How do we know that he didn't turn directly in front of the Tesla and yet the Tesla driver DID stand on the brakes - the antiskid would have prevented any skid marks - but the distance and time available to him was simply insufficient to reduce the speed enough to avoid a fatal collision? From what I've read it's just speculation that the Tesla driver was completely passive in this event - do we actually know that for sure? Do we have some data from the Tesla's onboard electronics that tell the real story?
If so, I'd like a link (and not to media speculation).
What we know by the sketch the police released is that the truck made a left turn, and the first half of the truck had already cleared the car's lane. It takes several seconds for a truck to get that far from a standstill, and while the white trailer might have been invisible due to inconvient lighting, I very much doubt the same applies to the tractor part (if lighting was indeed *that* bad, he should have slowed way down to begin with. You need to be able to see where you're going!) How long would it take the driver to get that far? Based on the 5 seconds mentioned earlier, maybe 4 seconds?

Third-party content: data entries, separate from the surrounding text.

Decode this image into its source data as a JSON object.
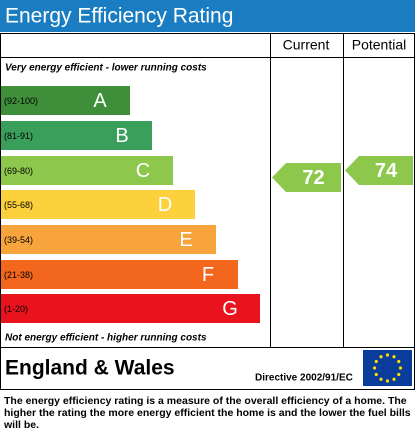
{
  "title": "Energy Efficiency Rating",
  "columns": {
    "current": "Current",
    "potential": "Potential"
  },
  "top_note": "Very energy efficient - lower running costs",
  "bands": [
    {
      "range": "(92-100)",
      "letter": "A",
      "color": "#3f8f3a"
    },
    {
      "range": "(81-91)",
      "letter": "B",
      "color": "#3a9f5a"
    },
    {
      "range": "(69-80)",
      "letter": "C",
      "color": "#8dc84d"
    },
    {
      "range": "(55-68)",
      "letter": "D",
      "color": "#fdd13c"
    },
    {
      "range": "(39-54)",
      "letter": "E",
      "color": "#f8a43c"
    },
    {
      "range": "(21-38)",
      "letter": "F",
      "color": "#f2661e"
    },
    {
      "range": "(1-20)",
      "letter": "G",
      "color": "#e8131c"
    }
  ],
  "current": {
    "value": 72,
    "color": "#8dc84d"
  },
  "potential": {
    "value": 74,
    "color": "#8dc84d"
  },
  "bottom_note": "Not energy efficient - higher running costs",
  "footer": {
    "region": "England & Wales",
    "directive": "Directive 2002/91/EC"
  },
  "description": "The energy efficiency rating is a measure of the overall efficiency of a home. The higher the rating the more energy efficient the home is and the lower the fuel bills will be."
}
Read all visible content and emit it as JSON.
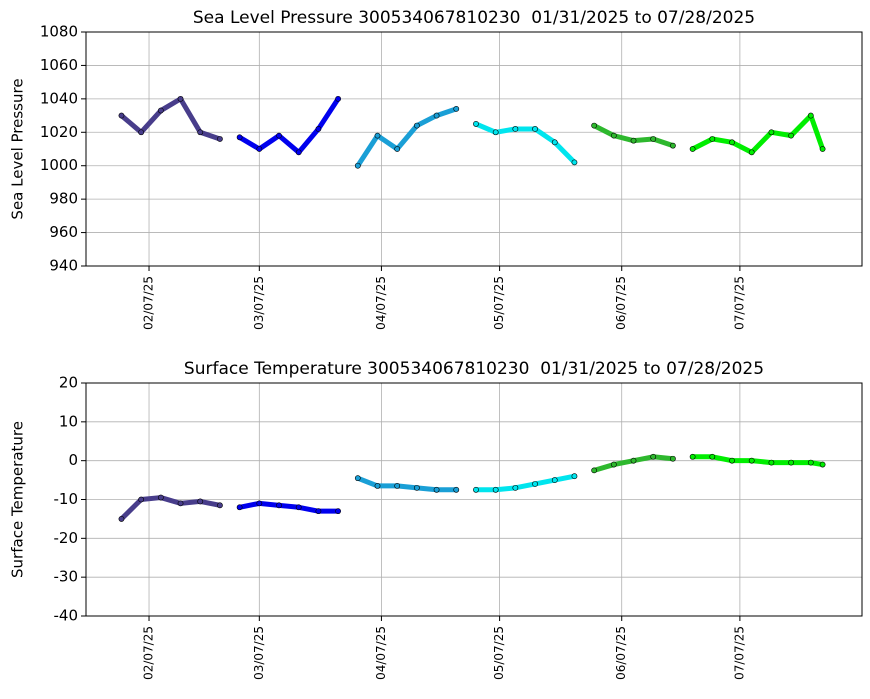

4 seconds is enough (including some reaction time) to come from highway speeds to a full stop. And it takes less time to at least slow down enough for the crash to no longer be fatal. And he wouldn't have needed to come to a stop either, just slow down enough so that he would arrive at the intersection a second or two later and thus avoid the truck.
If the driver did actually brake, he did so so late that the car still had enough energy to pass under the truck despite the severe impact and continue on for quite a bit. Can't have been for more than a second I reckon.
The truck driver might have technically cut off the car, but I still think the tesla driver had many seconds to react yet didn't for whatever reason. A semitrailer truck is not a fast vehicle, and a left turn across an intersection isn't a sudden maneuver. So the tesla driver being surprised through no fault of his own? No, I don't buy it.